Several people have told me that they feel disappointed that the Long-Term Future Fund hasn’t been putting out detailed payout reports the way we have historically (at least not since this report covering our giving through 2021). I stopped mandating those reports, and we switched to a grantmaking database, as I felt like the fund was overwhelmed with evaluating applications, though my hope was that individual fund managers would still be interested in publishing grant reports independently. (In hindsight, it seems obvious that this wasn’t going to happen without active encouragement on my part, though Linch did write this great post about lessons he learned as a grantmaker.) I also pushed to switch the fund away from mandatory reporting for all of its grants, which means that some fraction of the grants we make are no longer publicly reported.[6]

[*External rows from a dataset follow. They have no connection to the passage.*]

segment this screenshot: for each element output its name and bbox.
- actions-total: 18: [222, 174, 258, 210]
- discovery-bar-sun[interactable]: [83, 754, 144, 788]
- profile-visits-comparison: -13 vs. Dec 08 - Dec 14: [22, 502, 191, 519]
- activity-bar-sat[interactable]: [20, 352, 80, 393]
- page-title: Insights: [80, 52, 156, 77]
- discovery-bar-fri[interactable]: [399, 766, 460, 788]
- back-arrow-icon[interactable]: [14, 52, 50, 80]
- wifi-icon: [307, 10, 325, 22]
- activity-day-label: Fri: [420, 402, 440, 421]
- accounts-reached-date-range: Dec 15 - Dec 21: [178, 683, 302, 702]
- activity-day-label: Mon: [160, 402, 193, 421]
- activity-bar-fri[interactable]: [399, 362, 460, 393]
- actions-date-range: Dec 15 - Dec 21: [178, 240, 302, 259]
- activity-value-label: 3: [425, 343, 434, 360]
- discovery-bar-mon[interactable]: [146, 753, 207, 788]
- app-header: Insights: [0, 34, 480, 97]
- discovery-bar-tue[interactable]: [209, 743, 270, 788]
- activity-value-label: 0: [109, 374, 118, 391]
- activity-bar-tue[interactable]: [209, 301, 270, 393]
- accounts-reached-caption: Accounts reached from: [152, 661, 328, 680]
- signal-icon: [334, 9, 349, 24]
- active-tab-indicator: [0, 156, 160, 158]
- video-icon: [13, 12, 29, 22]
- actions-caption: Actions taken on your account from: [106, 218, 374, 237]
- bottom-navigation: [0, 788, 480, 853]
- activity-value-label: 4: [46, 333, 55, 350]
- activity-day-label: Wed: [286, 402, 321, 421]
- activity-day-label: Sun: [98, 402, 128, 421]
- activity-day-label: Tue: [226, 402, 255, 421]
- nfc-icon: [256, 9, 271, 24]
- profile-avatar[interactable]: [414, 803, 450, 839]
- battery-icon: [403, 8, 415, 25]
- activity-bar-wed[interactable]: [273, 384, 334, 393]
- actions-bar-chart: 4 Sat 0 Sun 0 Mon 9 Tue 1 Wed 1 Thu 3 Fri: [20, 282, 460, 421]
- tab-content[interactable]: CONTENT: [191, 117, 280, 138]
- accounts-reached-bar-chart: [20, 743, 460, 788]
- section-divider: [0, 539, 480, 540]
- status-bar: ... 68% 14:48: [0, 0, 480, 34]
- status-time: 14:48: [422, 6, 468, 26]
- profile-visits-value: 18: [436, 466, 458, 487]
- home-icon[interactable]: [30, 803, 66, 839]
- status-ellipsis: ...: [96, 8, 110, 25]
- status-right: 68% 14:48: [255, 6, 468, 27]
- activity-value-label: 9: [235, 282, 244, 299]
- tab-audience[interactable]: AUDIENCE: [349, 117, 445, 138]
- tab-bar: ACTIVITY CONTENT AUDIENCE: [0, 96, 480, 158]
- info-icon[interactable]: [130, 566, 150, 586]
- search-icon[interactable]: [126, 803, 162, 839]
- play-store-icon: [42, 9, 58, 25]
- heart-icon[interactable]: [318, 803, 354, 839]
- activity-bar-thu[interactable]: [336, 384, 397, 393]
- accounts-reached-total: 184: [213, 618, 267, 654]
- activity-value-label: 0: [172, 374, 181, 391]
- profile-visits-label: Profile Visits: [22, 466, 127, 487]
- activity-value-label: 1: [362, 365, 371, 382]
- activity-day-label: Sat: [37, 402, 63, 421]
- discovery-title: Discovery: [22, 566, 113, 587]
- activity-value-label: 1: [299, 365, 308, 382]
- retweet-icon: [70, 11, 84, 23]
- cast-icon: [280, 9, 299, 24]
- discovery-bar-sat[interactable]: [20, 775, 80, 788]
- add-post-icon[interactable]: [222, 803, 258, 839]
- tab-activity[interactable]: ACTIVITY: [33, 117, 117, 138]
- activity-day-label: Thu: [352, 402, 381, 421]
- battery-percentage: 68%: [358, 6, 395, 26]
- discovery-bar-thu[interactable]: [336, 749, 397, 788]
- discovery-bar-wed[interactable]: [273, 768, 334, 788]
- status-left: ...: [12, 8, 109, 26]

I think both of these actions arguably trade off one theory of change for the fund, “contributing to the epistemic commons”, for another, “making more (good) grants”. I personally have always been more sold on the latter theory of change (for the LTFF in particular), so think that these were good trades, but I think there’s room for disagreement on that, and all things equal, I think it’s too bad that we haven’t put out more payout reports over the last year. We recently did release a new payout report here, and I’d guess the fund is likely to continue putting them out at least somewhat more frequently, as it does more independent fundraising.

  1. ^
  2. ^

    Effective Ventures Foundation (UK) (EV UK) is a charity in England and Wales (with registered charity number 1149828, registered company number 07962181, and is also a Netherlands registered tax-deductible entity ANBI 825776867). Effective Ventures Foundation USA Inc. (EV US) is a section 501(c)(3) organization in the USA (EIN 47-1988398). Please see important state disclosures here.

  3. ^

    For the rounds I had access to.

  4. ^

    I haven’t substantially increased my amount of time spent on the fund in response to this increased workload, both for personal prioritization reasons, and as a result of an agreement that I made with my employer, Open Philanthropy, about how much of my time I would spend on the LTFF.

  5. ^

    One thing I feel less bullish on than I did in the past is solving the problem with the set-up above by decreasing the bar for fund manager hires—at least in my experience, I felt like bringing on people who I thought were less strong resulted in more overhead for me, which just made the part of the process that I was bottlenecking worse.

  6. ^

    From January 2022 to April 2023, 11% of our total funding recommended has gone to grants that weren’t publicly reported.